The one thing we know is that restaurateurs are scrappy people and we’re going to do whatever it takes to make it work. We’re not afraid of heavy lifting and margins have always been really tight. Restaurants have always faced a lot of challenges, be it staffing or product cost, but we’re also very determined people. We’re driven by passion. This is definitely uncharted water, but hard work is definitely not something that’s new to anyone who works in a restaurant.

On dealing with addiction in the restaurant industry

I think a lot of people who have addictive personalities are drawn to [what I was drawn to]: the kitchen and working in the environment of a restaurant that has four stars from The New York Times and three Michelin stars, working with luxury ingredients. There was a lot of pressure on me to be the best and to make the most beautiful food and there was a really high level of clientele. I think that all that mounted with the accessibility of nightlife in New York City, which was already a part of my [life]. I was a raver when I was younger, I love electronic music, so nightlife culture is just something that’s always been a part of me and, unfortunately for a lot of us, that comes with the drug use and that also leads to addiction. [A restaurant] is a [convenient] place to have an addiction because you can always find plenty of people to do drugs with and stay up all night with.

Obviously, this is not a lifestyle that’s conducive to being successful in a career, or even coming up among the ranks, but I was able to do that. It was definitely rough and definitely bumpy, and there was a time that it was fun. But then it became a pretty big problem with me being late for work and being dishonest with my employers. My performance suffered, but I never really gave up on cooking and I kept learning and I have an amazing mentor who really believed in me.

“When I was coming up in the industry, wellness and self-care and anxiety were not words that were ever discussed ― they were never a thing.”
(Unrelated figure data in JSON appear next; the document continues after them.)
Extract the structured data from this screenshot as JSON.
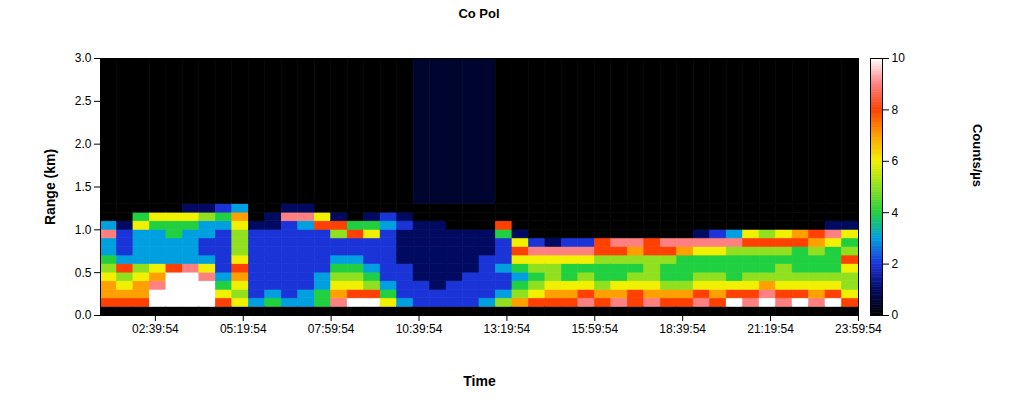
{
  "chart_data": {
    "type": "heatmap",
    "title": "Co Pol",
    "x_label": "Time",
    "y_label": "Range (km)",
    "xlim": [
      1,
      24
    ],
    "xticks": [
      {
        "value": 2.665,
        "label": "02:39:54"
      },
      {
        "value": 5.3317,
        "label": "05:19:54"
      },
      {
        "value": 7.9983,
        "label": "07:59:54"
      },
      {
        "value": 10.665,
        "label": "10:39:54"
      },
      {
        "value": 13.3317,
        "label": "13:19:54"
      },
      {
        "value": 15.9983,
        "label": "15:59:54"
      },
      {
        "value": 18.665,
        "label": "18:39:54"
      },
      {
        "value": 21.3317,
        "label": "21:19:54"
      },
      {
        "value": 23.9983,
        "label": "23:59:54"
      }
    ],
    "ylim": [
      0,
      3
    ],
    "yticks": [
      0,
      0.5,
      1,
      1.5,
      2,
      2.5,
      3
    ],
    "time_bins": [
      1,
      1.5,
      2,
      2.5,
      3,
      3.5,
      4,
      4.5,
      5,
      5.5,
      6,
      6.5,
      7,
      7.5,
      8,
      8.5,
      9,
      9.5,
      10,
      10.5,
      11,
      11.5,
      12,
      12.5,
      13,
      13.5,
      14,
      14.5,
      15,
      15.5,
      16,
      16.5,
      17,
      17.5,
      18,
      18.5,
      19,
      19.5,
      20,
      20.5,
      21,
      21.5,
      22,
      22.5,
      23,
      23.5,
      24
    ],
    "range_bins": [
      0,
      0.1,
      0.2,
      0.3,
      0.4,
      0.5,
      0.6,
      0.7,
      0.8,
      0.9,
      1.0,
      1.1,
      1.2,
      1.3,
      3
    ],
    "values": [
      [
        0,
        8,
        7,
        7,
        6,
        5,
        4,
        3,
        3,
        9,
        3,
        0,
        0,
        0
      ],
      [
        0,
        8,
        7,
        6,
        5,
        8,
        3,
        2,
        2,
        2,
        1,
        0,
        0,
        0
      ],
      [
        0,
        8,
        7,
        7,
        6,
        5,
        3,
        3,
        3,
        3,
        6,
        4,
        0,
        0
      ],
      [
        0,
        10,
        10,
        9,
        7,
        6,
        3,
        3,
        3,
        3,
        4,
        6,
        0,
        0
      ],
      [
        0,
        10,
        10,
        10,
        10,
        8,
        3,
        3,
        3,
        4,
        4,
        6,
        0,
        0
      ],
      [
        0,
        10,
        10,
        10,
        10,
        9,
        3,
        3,
        3,
        3,
        4,
        6,
        1,
        0
      ],
      [
        0,
        10,
        10,
        10,
        9,
        6,
        3,
        2,
        2,
        3,
        3,
        5,
        1,
        0
      ],
      [
        0,
        8,
        6,
        4,
        3,
        2,
        2,
        2,
        2,
        2,
        3,
        4,
        2,
        0
      ],
      [
        0,
        6,
        5,
        6,
        7,
        8,
        6,
        5,
        5,
        5,
        6,
        7,
        3,
        0
      ],
      [
        0,
        3,
        2,
        2,
        2,
        2,
        2,
        2,
        2,
        2,
        1,
        0,
        0,
        0
      ],
      [
        0,
        4,
        3,
        2,
        2,
        2,
        2,
        2,
        2,
        2,
        1,
        1,
        0,
        0
      ],
      [
        0,
        3,
        2,
        2,
        2,
        2,
        2,
        2,
        2,
        2,
        2,
        9,
        1,
        0
      ],
      [
        0,
        3,
        3,
        2,
        2,
        2,
        2,
        2,
        2,
        2,
        3,
        9,
        1,
        0
      ],
      [
        0,
        4,
        4,
        3,
        3,
        2,
        2,
        2,
        2,
        2,
        8,
        6,
        0,
        0
      ],
      [
        0,
        9,
        7,
        6,
        5,
        4,
        3,
        2,
        2,
        5,
        8,
        1,
        0,
        0
      ],
      [
        0,
        10,
        8,
        6,
        5,
        4,
        3,
        2,
        2,
        8,
        4,
        0,
        0,
        0
      ],
      [
        0,
        10,
        8,
        5,
        4,
        3,
        2,
        2,
        2,
        6,
        4,
        1,
        0,
        0
      ],
      [
        0,
        6,
        4,
        3,
        2,
        2,
        2,
        2,
        2,
        2,
        3,
        2,
        0,
        0
      ],
      [
        0,
        3,
        2,
        2,
        2,
        2,
        1,
        1,
        1,
        1,
        2,
        1,
        0,
        0
      ],
      [
        0,
        2,
        2,
        2,
        1,
        1,
        1,
        1,
        1,
        1,
        1,
        0,
        0,
        0.5
      ],
      [
        0,
        2,
        2,
        1,
        1,
        1,
        1,
        1,
        1,
        1,
        1,
        0,
        0,
        0.5
      ],
      [
        0,
        2,
        2,
        2,
        1,
        1,
        1,
        1,
        1,
        1,
        0,
        0,
        0,
        0.5
      ],
      [
        0,
        2,
        2,
        2,
        2,
        1,
        1,
        1,
        1,
        1,
        0,
        0,
        0,
        0.5
      ],
      [
        0,
        3,
        2,
        2,
        2,
        2,
        2,
        1,
        1,
        1,
        0,
        0,
        0,
        0.5
      ],
      [
        0,
        5,
        3,
        2,
        2,
        3,
        2,
        2,
        2,
        4,
        8,
        0,
        0,
        0
      ],
      [
        0,
        7,
        5,
        4,
        3,
        4,
        6,
        8,
        6,
        1,
        0,
        0,
        0,
        0
      ],
      [
        0,
        8,
        6,
        5,
        4,
        5,
        6,
        9,
        2,
        0,
        0,
        0,
        0,
        0
      ],
      [
        0,
        8,
        7,
        6,
        5,
        5,
        6,
        9,
        1,
        0,
        0,
        0,
        0,
        0
      ],
      [
        0,
        8,
        7,
        6,
        4,
        4,
        6,
        9,
        2,
        0,
        0,
        0,
        0,
        0
      ],
      [
        0,
        9,
        8,
        6,
        5,
        4,
        6,
        9,
        2,
        0,
        0,
        0,
        0,
        0
      ],
      [
        0,
        8,
        7,
        5,
        4,
        4,
        5,
        8,
        8,
        0,
        0,
        0,
        0,
        0
      ],
      [
        0,
        9,
        7,
        6,
        4,
        4,
        5,
        8,
        9,
        0,
        0,
        0,
        0,
        0
      ],
      [
        0,
        8,
        8,
        6,
        5,
        4,
        5,
        7,
        9,
        0,
        0,
        0,
        0,
        0
      ],
      [
        0,
        9,
        7,
        6,
        5,
        5,
        5,
        8,
        8,
        0,
        0,
        0,
        0,
        0
      ],
      [
        0,
        8,
        7,
        5,
        4,
        4,
        5,
        8,
        9,
        0,
        0,
        0,
        0,
        0
      ],
      [
        0,
        8,
        7,
        5,
        4,
        4,
        4,
        7,
        9,
        0,
        0,
        0,
        0,
        0
      ],
      [
        0,
        9,
        8,
        6,
        5,
        4,
        4,
        6,
        9,
        1,
        0,
        0,
        0,
        0
      ],
      [
        0,
        8,
        7,
        6,
        5,
        4,
        4,
        6,
        9,
        2,
        0,
        0,
        0,
        0
      ],
      [
        0,
        10,
        8,
        6,
        4,
        4,
        4,
        5,
        9,
        3,
        0,
        0,
        0,
        0
      ],
      [
        0,
        9,
        8,
        6,
        5,
        4,
        4,
        5,
        8,
        6,
        0,
        0,
        0,
        0
      ],
      [
        0,
        10,
        9,
        7,
        5,
        4,
        4,
        5,
        8,
        5,
        0,
        0,
        0,
        0
      ],
      [
        0,
        9,
        8,
        6,
        5,
        5,
        4,
        5,
        8,
        6,
        0,
        0,
        0,
        0
      ],
      [
        0,
        10,
        8,
        6,
        5,
        4,
        4,
        4,
        8,
        7,
        0,
        0,
        0,
        0
      ],
      [
        0,
        9,
        7,
        6,
        5,
        4,
        4,
        5,
        7,
        8,
        0,
        0,
        0,
        0
      ],
      [
        0,
        10,
        8,
        6,
        5,
        4,
        4,
        4,
        6,
        9,
        1,
        0,
        0,
        0
      ],
      [
        0,
        8,
        6,
        5,
        5,
        6,
        8,
        5,
        4,
        6,
        1,
        0,
        0,
        0
      ]
    ],
    "colorbar_label": "Counts/µs",
    "colorbar_range": [
      0,
      10
    ],
    "colorbar_ticks": [
      0,
      2,
      4,
      6,
      8,
      10
    ]
  }
}
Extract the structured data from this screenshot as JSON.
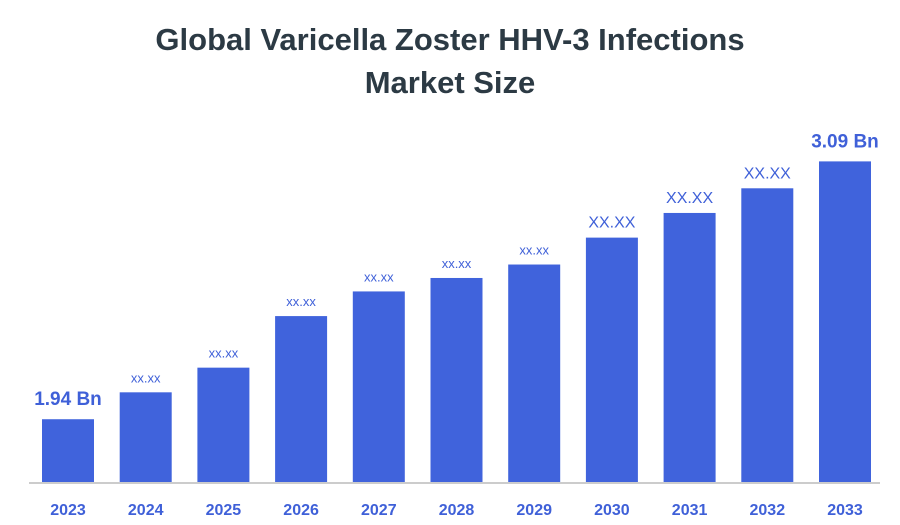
{
  "chart_data": {
    "type": "bar",
    "title_lines": [
      "Global Varicella Zoster HHV-3 Infections",
      "Market Size"
    ],
    "xlabel": "",
    "ylabel": "",
    "categories": [
      "2023",
      "2024",
      "2025",
      "2026",
      "2027",
      "2028",
      "2029",
      "2030",
      "2031",
      "2032",
      "2033"
    ],
    "values": [
      1.94,
      2.06,
      2.17,
      2.4,
      2.51,
      2.57,
      2.63,
      2.75,
      2.86,
      2.97,
      3.09
    ],
    "data_labels": [
      "1.94 Bn",
      "xx.xx",
      "xx.xx",
      "xx.xx",
      "xx.xx",
      "xx.xx",
      "xx.xx",
      "XX.XX",
      "XX.XX",
      "XX.XX",
      "3.09 Bn"
    ],
    "ylim": [
      1.66,
      3.23
    ],
    "grid": false,
    "legend": "none",
    "colors": {
      "bar": "#4063dc",
      "label": "#3f60d8",
      "title": "#2c3a44",
      "axis": "#cccccc"
    }
  }
}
[I left New York and eventually ended up in] California, where my alcoholism really came into play ― there are much fewer drugs there and there is a lot of drinking culture. But finally, when I moved to Portland to work at Departure and the Nines Hotel, I finally met someone who’s in Alcoholics Anonymous. I really thought about it for a few weeks, thought about if I was really ready to give up drinking and doing drugs and smoking cigarettes for the rest of my life, and I really could feel deep down inside that the answer was yes. That was 11 years ago.

I think my generation, Gen X, held on a little more to this masochistic, “You’ve got to show up early, you’ve got to work really hard, you have to stay late, you can’t complain” mentality. We just grew up extremely different than millennials ― we didn’t have the needs that millennials do and we just thought differently. When I was coming up in the industry, wellness and self-care and anxiety were not words that were ever discussed ― they were never a thing.

For me, everything completely changed when I got sober. In sobriety, there’s this thing called the “pink cloud” when you just think everything is great because so many amazing things are happening because you’re finally sober. I literally felt like I was on this pink cloud for almost seven years, until things got really, really hard. Five years in, I did “Top Chef,” and then things got really, really crazy. But I just had a very clear vision about who I wanted to be. I just challenged all the energy that I used to spend on partying and staying up late. I focused on making food, I focused on being healthy, I lost a bunch of weight and experimented with different diets. It’s a very personal thing, and I truly didn’t miss much at all. I stopped going to the bar and I would go running at night and I became a marathon runner and I pretty much trained for my first few marathons after work at night.

I think being able to experiment with different diets has allowed me to learn about all these amazing cuisines from around the world. Health and wellness is still extremely important to me, and getting sober put me on this path of using extreme health as much as possible.